LONDON – A campaign worker for Britain’s right-wing U.K. Independence Party has been indicted in the United States on charges including blackmail and money-laundering.

A federal indictment issued in Arizona alleges that George Cottrell agreed to launder money for undercover law-enforcement agents posing as drug traffickers. He is accused of 21 counts relating to money laundering, fraud, blackmail and extortion.

The indictment says that in 2014 Cottrell, using the online alias Bill, “agreed to launder the undercover agents’ purported drug proceeds by transferring the property to offshore accounts.” It says Cottrell later met the agents in Las Vegas and arranged for them to transfer $20,000 to an associate.

It also alleges that Cottrell tried to blackmail the supposed drug traffickers, threatening to go to the police unless they paid him 130 Bitcoin, then worth about $80,000.

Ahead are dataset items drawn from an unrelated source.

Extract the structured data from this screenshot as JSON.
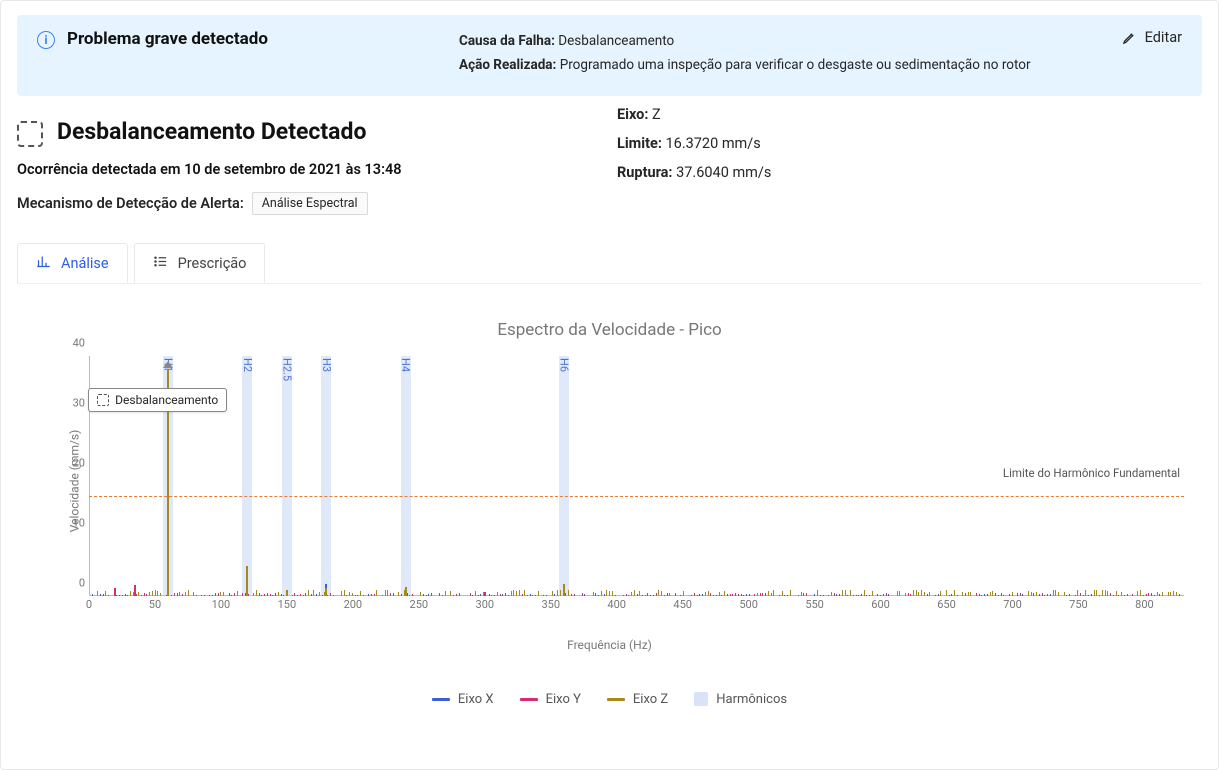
{
  "alert": {
    "title": "Problema grave detectado",
    "cause_label": "Causa da Falha:",
    "cause_value": "Desbalanceamento",
    "action_label": "Ação Realizada:",
    "action_value": "Programado uma inspeção para verificar o desgaste ou sedimentação no rotor",
    "edit": "Editar"
  },
  "headline": {
    "title": "Desbalanceamento Detectado",
    "occurrence": "Ocorrência detectada em 10 de setembro de 2021 às 13:48",
    "mechanism_label": "Mecanismo de Detecção de Alerta:",
    "mechanism_tag": "Análise Espectral"
  },
  "metrics": {
    "axis_label": "Eixo:",
    "axis_value": "Z",
    "limit_label": "Limite:",
    "limit_value": "16.3720 mm/s",
    "rupture_label": "Ruptura:",
    "rupture_value": "37.6040 mm/s"
  },
  "tabs": {
    "analysis": "Análise",
    "prescription": "Prescrição"
  },
  "tooltip": "Desbalanceamento",
  "chart_data": {
    "type": "line",
    "title": "Espectro da Velocidade - Pico",
    "xlabel": "Frequência (Hz)",
    "ylabel": "Velocidade (mm/s)",
    "xlim": [
      0,
      830
    ],
    "ylim": [
      0,
      40
    ],
    "xticks": [
      0,
      50,
      100,
      150,
      200,
      250,
      300,
      350,
      400,
      450,
      500,
      550,
      600,
      650,
      700,
      750,
      800
    ],
    "yticks": [
      0,
      10,
      20,
      30,
      40
    ],
    "limit_line": {
      "value": 16.372,
      "label": "Limite do Harmônico Fundamental"
    },
    "harmonic_bands": [
      {
        "label": "H1",
        "freq": 60
      },
      {
        "label": "H2",
        "freq": 120
      },
      {
        "label": "H2.5",
        "freq": 150
      },
      {
        "label": "H3",
        "freq": 180
      },
      {
        "label": "H4",
        "freq": 240
      },
      {
        "label": "H6",
        "freq": 360
      }
    ],
    "series": [
      {
        "name": "Eixo X",
        "color": "#3c5fd8",
        "peaks": [
          {
            "x": 60,
            "y": 1.5
          },
          {
            "x": 180,
            "y": 2.0
          },
          {
            "x": 240,
            "y": 0.8
          }
        ]
      },
      {
        "name": "Eixo Y",
        "color": "#d42d74",
        "peaks": [
          {
            "x": 20,
            "y": 1.2
          },
          {
            "x": 35,
            "y": 1.8
          },
          {
            "x": 60,
            "y": 1.0
          },
          {
            "x": 300,
            "y": 0.6
          }
        ]
      },
      {
        "name": "Eixo Z",
        "color": "#a58a1a",
        "peaks": [
          {
            "x": 60,
            "y": 37.6
          },
          {
            "x": 120,
            "y": 5.0
          },
          {
            "x": 150,
            "y": 1.0
          },
          {
            "x": 180,
            "y": 1.2
          },
          {
            "x": 240,
            "y": 1.5
          },
          {
            "x": 360,
            "y": 2.0
          }
        ]
      }
    ],
    "legend": [
      "Eixo X",
      "Eixo Y",
      "Eixo Z",
      "Harmônicos"
    ]
  }
}
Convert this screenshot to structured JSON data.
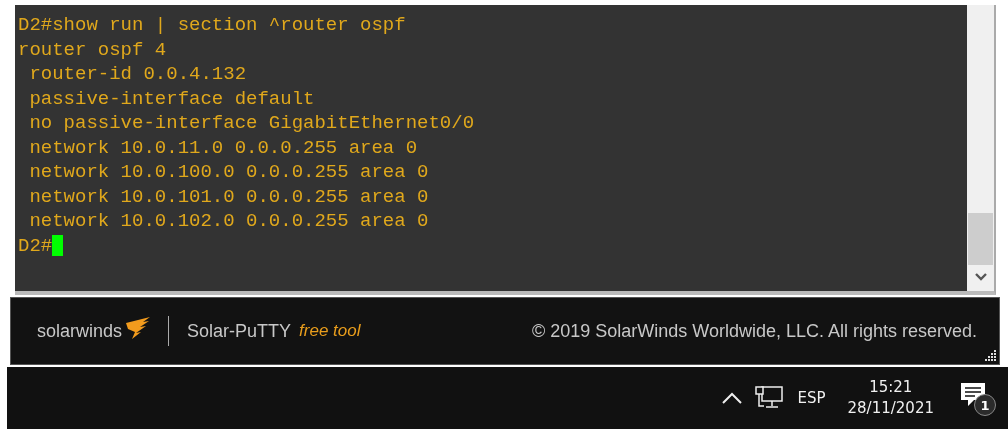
{
  "terminal": {
    "lines": [
      "D2#show run | section ^router ospf",
      "router ospf 4",
      " router-id 0.0.4.132",
      " passive-interface default",
      " no passive-interface GigabitEthernet0/0",
      " network 10.0.11.0 0.0.0.255 area 0",
      " network 10.0.100.0 0.0.0.255 area 0",
      " network 10.0.101.0 0.0.0.255 area 0",
      " network 10.0.102.0 0.0.0.255 area 0"
    ],
    "prompt": "D2#"
  },
  "footer": {
    "brand": "solarwinds",
    "product": "Solar-PuTTY",
    "tagline": "free tool",
    "copyright": "© 2019 SolarWinds Worldwide, LLC. All rights reserved."
  },
  "taskbar": {
    "language": "ESP",
    "time": "15:21",
    "date": "28/11/2021",
    "notification_count": "1"
  }
}
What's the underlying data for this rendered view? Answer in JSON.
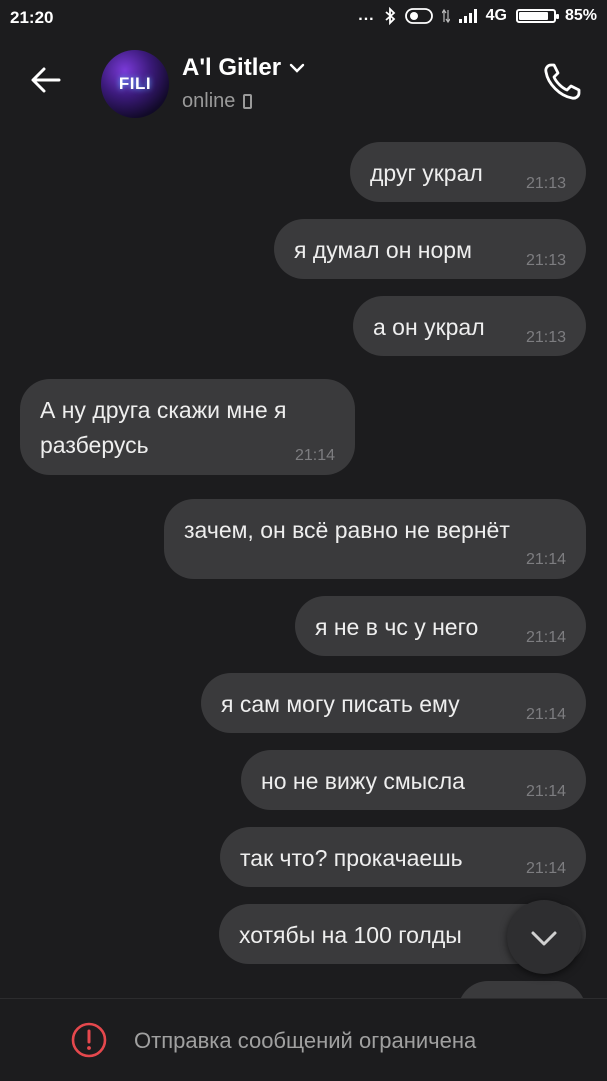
{
  "statusbar": {
    "time": "21:20",
    "dots": "...",
    "network": "4G",
    "battery_percent": "85%",
    "battery_level": 0.85,
    "icons": [
      "bluetooth-icon",
      "toggle-icon",
      "data-arrows-icon",
      "signal-icon",
      "battery-icon"
    ]
  },
  "header": {
    "contact_name": "A'l Gitler",
    "status": "online",
    "avatar_text": "FILI",
    "icons": [
      "back-arrow-icon",
      "chevron-down-icon",
      "mobile-device-icon",
      "phone-call-icon"
    ]
  },
  "messages": [
    {
      "text": "друг украл",
      "time": "21:13",
      "outgoing": true
    },
    {
      "text": "я думал он норм",
      "time": "21:13",
      "outgoing": true
    },
    {
      "text": "а он украл",
      "time": "21:13",
      "outgoing": true
    },
    {
      "text": "А ну друга скажи мне я разберусь",
      "time": "21:14",
      "outgoing": false
    },
    {
      "text": "зачем, он всё равно не вернёт",
      "time": "21:14",
      "outgoing": true
    },
    {
      "text": "я не в чс у него",
      "time": "21:14",
      "outgoing": true
    },
    {
      "text": "я сам могу писать ему",
      "time": "21:14",
      "outgoing": true
    },
    {
      "text": "но не вижу смысла",
      "time": "21:14",
      "outgoing": true
    },
    {
      "text": "так что? прокачаешь",
      "time": "21:14",
      "outgoing": true
    },
    {
      "text": "хотябы на 100 голды",
      "time": "",
      "outgoing": true
    }
  ],
  "composer": {
    "restriction_notice": "Отправка сообщений ограничена",
    "icon": "warning-circle-icon"
  },
  "colors": {
    "background": "#1c1c1e",
    "bubble": "#3a3a3c",
    "warning": "#e5484d"
  }
}
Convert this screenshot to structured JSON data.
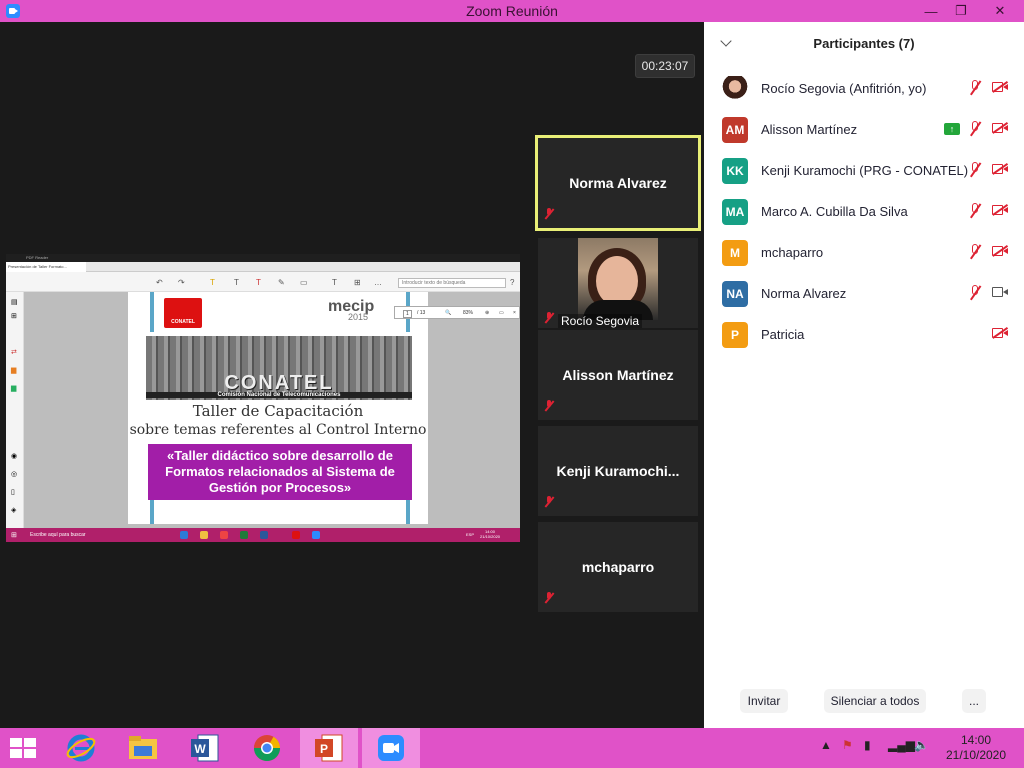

Cottrell was arrested July 22 at Chicago’s O’Hare airport as he and former UKIP leader Nigel Farage were returning from the Republican convention in Cleveland.

A judge denied bail, saying Cottrell “poses a serious risk of flight.”

Cottrell, who is in his 20s, is the son of a wealthy aristocratic family. His uncle, Lord Hesketh, worked for the Conservative Party under Prime Minister Margaret Thatcher and later became a supporter of UKIP.

His mother, Fiona Cottrell, is the daughter of another lord.

UKIP said Saturday that Cottrell had worked unpaid for the party, helping with logistics and media arrangements during Britain’s European Union referendum campaign. UKIP supported the victorious “leave” side in the June 23 vote.

UKIP said in a statement that the criminal allegations “date from a time before he was directly involved” with the party.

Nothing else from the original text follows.